Trial lawyers say such decisions create an incentive for the state to be more careful in its handling of dodgy parolees, bad parents and other miscreants. But what does "careful" mean? Jumping in earlier to yank kids out of families? Keeping offenders locked up unless their chance of recidivism equals zero? Loading regulatory burdens onto licensed day care at the risk of encouraging the unlicensed kind?
Maybe there's some plausibility to the view that big businesses precisely adjust their behavior to reflect the expected outcomes of the litigation system. But friends and foes alike seem to agree that state agencies ignore the policy signals sent by many of the large payouts, whether because they disagree with those signals or because they view them as incoherent.
What to do? One possibility would be to adopt limits on payouts per case, as other states have done, but that would require overcoming the united opposition of trial lawyers, a key lobby in Olympia. "It's always interesting to watch a trial attorney when you say caps," former Sen. Betti Sheldon (D., Bremerton) told the Tacoma News-Tribune. "They lift right out of their chair."
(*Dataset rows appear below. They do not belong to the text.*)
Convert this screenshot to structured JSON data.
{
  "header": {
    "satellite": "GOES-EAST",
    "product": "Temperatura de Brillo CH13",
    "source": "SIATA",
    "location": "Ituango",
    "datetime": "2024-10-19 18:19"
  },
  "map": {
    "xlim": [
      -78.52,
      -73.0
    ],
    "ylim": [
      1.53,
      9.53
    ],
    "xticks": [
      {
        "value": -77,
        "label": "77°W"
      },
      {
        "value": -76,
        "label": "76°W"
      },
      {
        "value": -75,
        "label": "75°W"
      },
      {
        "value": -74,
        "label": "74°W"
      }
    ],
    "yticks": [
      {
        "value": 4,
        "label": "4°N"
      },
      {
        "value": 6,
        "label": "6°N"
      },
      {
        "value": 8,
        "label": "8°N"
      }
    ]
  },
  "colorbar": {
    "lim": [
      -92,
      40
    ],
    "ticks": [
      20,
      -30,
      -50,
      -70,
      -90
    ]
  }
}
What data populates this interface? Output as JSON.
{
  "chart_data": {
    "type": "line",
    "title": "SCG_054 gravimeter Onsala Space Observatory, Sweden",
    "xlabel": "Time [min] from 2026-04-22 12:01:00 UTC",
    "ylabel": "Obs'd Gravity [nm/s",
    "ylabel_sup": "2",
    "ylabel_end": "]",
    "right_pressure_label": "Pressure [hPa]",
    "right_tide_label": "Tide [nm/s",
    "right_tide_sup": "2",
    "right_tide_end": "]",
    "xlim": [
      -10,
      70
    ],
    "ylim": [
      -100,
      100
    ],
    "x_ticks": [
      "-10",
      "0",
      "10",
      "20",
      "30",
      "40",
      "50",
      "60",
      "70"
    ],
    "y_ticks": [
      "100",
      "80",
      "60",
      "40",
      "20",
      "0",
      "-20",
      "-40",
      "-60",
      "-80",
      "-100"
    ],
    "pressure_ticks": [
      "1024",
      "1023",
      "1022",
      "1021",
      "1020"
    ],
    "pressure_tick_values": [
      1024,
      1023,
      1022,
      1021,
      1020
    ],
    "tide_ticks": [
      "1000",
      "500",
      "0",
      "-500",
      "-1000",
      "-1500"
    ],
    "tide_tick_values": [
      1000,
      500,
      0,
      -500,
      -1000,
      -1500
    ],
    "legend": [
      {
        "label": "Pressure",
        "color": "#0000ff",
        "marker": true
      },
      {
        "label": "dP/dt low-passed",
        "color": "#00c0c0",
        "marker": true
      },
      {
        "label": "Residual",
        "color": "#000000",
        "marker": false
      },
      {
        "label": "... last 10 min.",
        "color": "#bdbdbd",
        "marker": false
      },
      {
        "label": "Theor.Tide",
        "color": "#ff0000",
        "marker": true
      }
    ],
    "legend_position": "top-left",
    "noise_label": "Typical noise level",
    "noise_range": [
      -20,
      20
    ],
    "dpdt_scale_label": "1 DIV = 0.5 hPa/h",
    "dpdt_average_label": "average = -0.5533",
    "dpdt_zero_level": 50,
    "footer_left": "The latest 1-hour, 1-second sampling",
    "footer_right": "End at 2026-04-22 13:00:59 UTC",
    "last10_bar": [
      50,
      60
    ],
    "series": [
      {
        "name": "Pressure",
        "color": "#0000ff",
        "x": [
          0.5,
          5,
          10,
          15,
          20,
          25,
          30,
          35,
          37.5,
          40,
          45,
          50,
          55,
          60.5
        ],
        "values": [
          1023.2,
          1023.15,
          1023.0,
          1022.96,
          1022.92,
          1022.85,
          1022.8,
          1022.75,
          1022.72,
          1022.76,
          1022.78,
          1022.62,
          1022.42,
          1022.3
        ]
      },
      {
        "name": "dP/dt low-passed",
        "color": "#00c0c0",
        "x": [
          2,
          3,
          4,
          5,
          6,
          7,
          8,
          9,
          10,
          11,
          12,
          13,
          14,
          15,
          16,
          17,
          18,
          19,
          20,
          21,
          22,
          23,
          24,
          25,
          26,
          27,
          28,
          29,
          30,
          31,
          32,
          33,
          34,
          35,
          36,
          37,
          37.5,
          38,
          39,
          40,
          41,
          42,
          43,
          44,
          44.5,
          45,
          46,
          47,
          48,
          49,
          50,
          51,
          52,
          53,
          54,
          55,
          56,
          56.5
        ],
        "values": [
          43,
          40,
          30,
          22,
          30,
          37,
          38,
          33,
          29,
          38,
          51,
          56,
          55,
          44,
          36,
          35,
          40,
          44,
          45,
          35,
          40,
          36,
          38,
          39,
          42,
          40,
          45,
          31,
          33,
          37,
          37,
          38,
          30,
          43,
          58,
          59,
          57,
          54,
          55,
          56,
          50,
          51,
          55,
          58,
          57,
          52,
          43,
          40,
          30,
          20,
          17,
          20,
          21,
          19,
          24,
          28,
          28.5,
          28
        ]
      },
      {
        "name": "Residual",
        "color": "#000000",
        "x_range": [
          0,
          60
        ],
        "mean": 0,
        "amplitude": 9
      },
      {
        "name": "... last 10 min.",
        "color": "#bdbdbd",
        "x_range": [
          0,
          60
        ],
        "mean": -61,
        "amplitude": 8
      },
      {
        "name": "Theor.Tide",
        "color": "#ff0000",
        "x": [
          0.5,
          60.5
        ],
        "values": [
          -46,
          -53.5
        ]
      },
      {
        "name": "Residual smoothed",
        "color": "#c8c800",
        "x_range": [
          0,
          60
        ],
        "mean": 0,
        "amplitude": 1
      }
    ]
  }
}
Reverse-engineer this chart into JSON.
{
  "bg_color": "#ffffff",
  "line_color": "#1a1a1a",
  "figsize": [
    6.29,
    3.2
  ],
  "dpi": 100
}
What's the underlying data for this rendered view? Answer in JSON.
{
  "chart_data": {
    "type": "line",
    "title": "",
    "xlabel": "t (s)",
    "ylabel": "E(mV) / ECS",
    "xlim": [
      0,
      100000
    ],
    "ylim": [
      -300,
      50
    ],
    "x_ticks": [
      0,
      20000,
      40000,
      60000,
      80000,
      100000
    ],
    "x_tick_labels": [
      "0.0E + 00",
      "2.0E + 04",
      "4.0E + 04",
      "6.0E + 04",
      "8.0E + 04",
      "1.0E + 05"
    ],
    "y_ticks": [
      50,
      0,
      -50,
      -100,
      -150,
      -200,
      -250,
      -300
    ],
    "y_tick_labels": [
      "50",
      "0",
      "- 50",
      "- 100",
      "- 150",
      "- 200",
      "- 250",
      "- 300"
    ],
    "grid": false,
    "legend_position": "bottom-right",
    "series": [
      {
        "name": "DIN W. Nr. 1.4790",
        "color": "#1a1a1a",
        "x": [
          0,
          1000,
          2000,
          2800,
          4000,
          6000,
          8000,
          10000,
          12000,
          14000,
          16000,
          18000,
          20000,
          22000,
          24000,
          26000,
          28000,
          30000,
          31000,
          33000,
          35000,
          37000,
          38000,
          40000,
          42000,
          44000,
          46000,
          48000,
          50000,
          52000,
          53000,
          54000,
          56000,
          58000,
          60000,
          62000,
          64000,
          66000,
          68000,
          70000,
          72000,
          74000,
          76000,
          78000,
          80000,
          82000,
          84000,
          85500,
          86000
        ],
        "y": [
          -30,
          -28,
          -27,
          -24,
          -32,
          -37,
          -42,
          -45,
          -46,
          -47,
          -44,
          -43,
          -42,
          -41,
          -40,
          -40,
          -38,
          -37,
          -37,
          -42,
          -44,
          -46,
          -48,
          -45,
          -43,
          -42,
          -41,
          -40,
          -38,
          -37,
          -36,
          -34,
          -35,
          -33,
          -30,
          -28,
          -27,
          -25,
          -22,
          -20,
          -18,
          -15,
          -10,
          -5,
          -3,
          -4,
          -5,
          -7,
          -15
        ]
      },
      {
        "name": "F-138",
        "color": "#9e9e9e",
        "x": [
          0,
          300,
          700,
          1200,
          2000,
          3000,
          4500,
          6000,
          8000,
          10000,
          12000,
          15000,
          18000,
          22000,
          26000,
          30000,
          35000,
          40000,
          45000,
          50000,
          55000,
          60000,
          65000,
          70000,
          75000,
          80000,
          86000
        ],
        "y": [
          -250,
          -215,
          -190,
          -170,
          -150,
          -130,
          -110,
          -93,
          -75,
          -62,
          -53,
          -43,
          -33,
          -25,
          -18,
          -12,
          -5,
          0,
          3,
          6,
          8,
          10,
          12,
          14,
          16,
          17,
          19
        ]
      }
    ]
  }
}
Instead of caps, Attorney General McKenna favors revising the law so that the state no longer would pay for the wrongdoing of third parties unless its acts were a direct cause of the injury. Since third-party crime cases appear to dominate the docket as a financial matter, which might end the state's budgetary plight right there.
With all respect to the late Justice Blackmun: It's a good thing this experiment was confined to one state, and not imposed on all 50.